Jeu dangereux à Étatoudi : Biya peut-il encore contrôler la donne ?
Si le report est acté, le RDPC miserait sur une prolongation du mandat de Biya, sous couvert d’« état d’urgence sécuritaire » ou de « réformes nécessaires ». Une manœuvre déjà vue en 1992 et 2004, mais dans un contexte bien moins tendu. « Le régime est dos au mur. Même l’armée, pilier traditionnel du pouvoir, montre des signes de lassitude », confie un ex-officier.
Pire : des fissures apparaissent au sein du parti. Certains barons, inquiets pour leurs intérêts, pousseraient Biya à céder le pouvoir à un successeur choisi, plutôt que de risquer un bain de sang. « Ils savent que le Cameroun post-Biya sera ingérable. Mais leur avidité les aveugle », regrette un ancien ministre.

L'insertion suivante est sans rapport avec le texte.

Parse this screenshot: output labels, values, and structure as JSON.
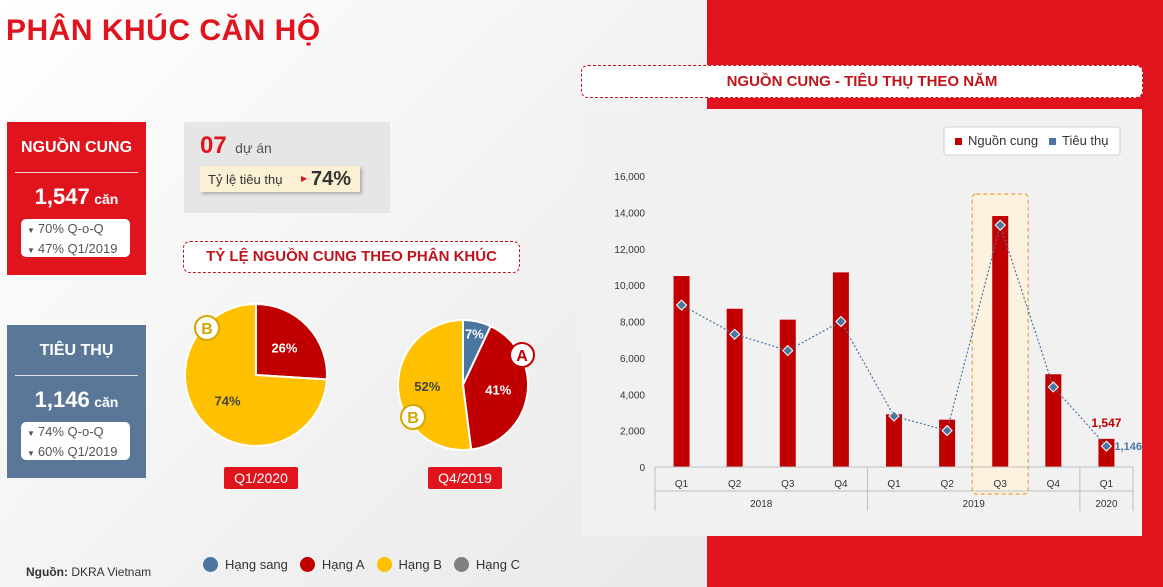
{
  "title": "PHÂN KHÚC CĂN HỘ",
  "supply_box": {
    "heading": "NGUỒN CUNG",
    "value": "1,547",
    "unit": "căn",
    "change_1": "70% Q-o-Q",
    "change_2": "47% Q1/2019"
  },
  "absorption_box": {
    "heading": "TIÊU THỤ",
    "value": "1,146",
    "unit": "căn",
    "change_1": "74% Q-o-Q",
    "change_2": "60% Q1/2019"
  },
  "projects": {
    "count": "07",
    "count_unit": "dự án",
    "rate_label": "Tỷ lệ tiêu thụ",
    "rate_value": "74%"
  },
  "pie_section_title": "TỶ LỆ NGUỒN CUNG THEO PHÂN KHÚC",
  "pies": [
    {
      "period": "Q1/2020",
      "slices": [
        {
          "segment": "Hạng A",
          "value": 26,
          "label": "26%"
        },
        {
          "segment": "Hạng B",
          "value": 74,
          "label": "74%"
        }
      ],
      "badges": [
        "B"
      ]
    },
    {
      "period": "Q4/2019",
      "slices": [
        {
          "segment": "Hạng sang",
          "value": 7,
          "label": "7%"
        },
        {
          "segment": "Hạng A",
          "value": 41,
          "label": "41%"
        },
        {
          "segment": "Hạng B",
          "value": 52,
          "label": "52%"
        }
      ],
      "badges": [
        "A",
        "B"
      ]
    }
  ],
  "segment_legend": [
    {
      "name": "Hạng sang",
      "color": "#4a76a0"
    },
    {
      "name": "Hạng A",
      "color": "#c00000"
    },
    {
      "name": "Hạng B",
      "color": "#ffc000"
    },
    {
      "name": "Hạng C",
      "color": "#808080"
    }
  ],
  "source": {
    "label": "Nguồn:",
    "name": "DKRA Vietnam"
  },
  "chart_title": "NGUỒN CUNG - TIÊU THỤ THEO NĂM",
  "chart_data": {
    "type": "bar",
    "categories": [
      "Q1",
      "Q2",
      "Q3",
      "Q4",
      "Q1",
      "Q2",
      "Q3",
      "Q4",
      "Q1"
    ],
    "year_groups": [
      {
        "label": "2018",
        "count": 4
      },
      {
        "label": "2019",
        "count": 4
      },
      {
        "label": "2020",
        "count": 1
      }
    ],
    "series": [
      {
        "name": "Nguồn cung",
        "type": "bar",
        "color": "#c00000",
        "values": [
          10500,
          8700,
          8100,
          10700,
          2900,
          2600,
          13800,
          5100,
          1547
        ]
      },
      {
        "name": "Tiêu thụ",
        "type": "line",
        "color": "#4a76a0",
        "values": [
          8900,
          7300,
          6400,
          8000,
          2800,
          2000,
          13300,
          4400,
          1146
        ]
      }
    ],
    "ylim": [
      0,
      16000
    ],
    "yticks": [
      "0",
      "2,000",
      "4,000",
      "6,000",
      "8,000",
      "10,000",
      "12,000",
      "14,000",
      "16,000"
    ],
    "data_labels": {
      "supply_last": "1,547",
      "absorption_last": "1,146"
    },
    "legend_position": "top-right",
    "highlighted_category_index": 6
  }
}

La communauté internationale sous pression : Complice ou garante des droits ?
Alors que l’Union africaine et l’ONU multiplient les appels au dialogue, les partenaires étrangers du Cameroun (France, Chine, États-Unis) sont sous le feu des critiques. « Leur silence équivaut à une complicité. Ils préfèrent la stabilité d’un dictateur à l’incertitude démocratique », s’indigne un rapport d’Amnesty International.
Pourtant, des signaux forts émergent : l’UE menace de suspendre son aide en cas de violation des droits humains, tandis que Washington exige des « élections crédibles ». Reste à savoir si ces condamnations de principe se mueront en actions concrètes.
Le Cameroun à la croisée des chemins
En jouant avec le feu électoral, le régime Biya prend un risque historique. Report ou pas, une certitude : le pays ne sera plus jamais le même. Entre espoir d’une alternance pacifique et crainte d’une dictature féroce, les Camerounais retiennent leur souffle. « Qu’ils reportent, qu’ils trichent… Nous sommes prêts à tout pour en finir avec cette mascarade », lance une étudiante à Douala, sous les applaudissements de la foule. La sentence populaire est sans appel : l’heure de la reddition des comptes a sonné.
Dans l’ombre, une question taraude l’élite camerounaise : et si, pour la première fois depuis 42 ans, le peuple refusait de se soumettre ? La réponse, peut-être, s’écrira dans le sang… ou dans les urnes.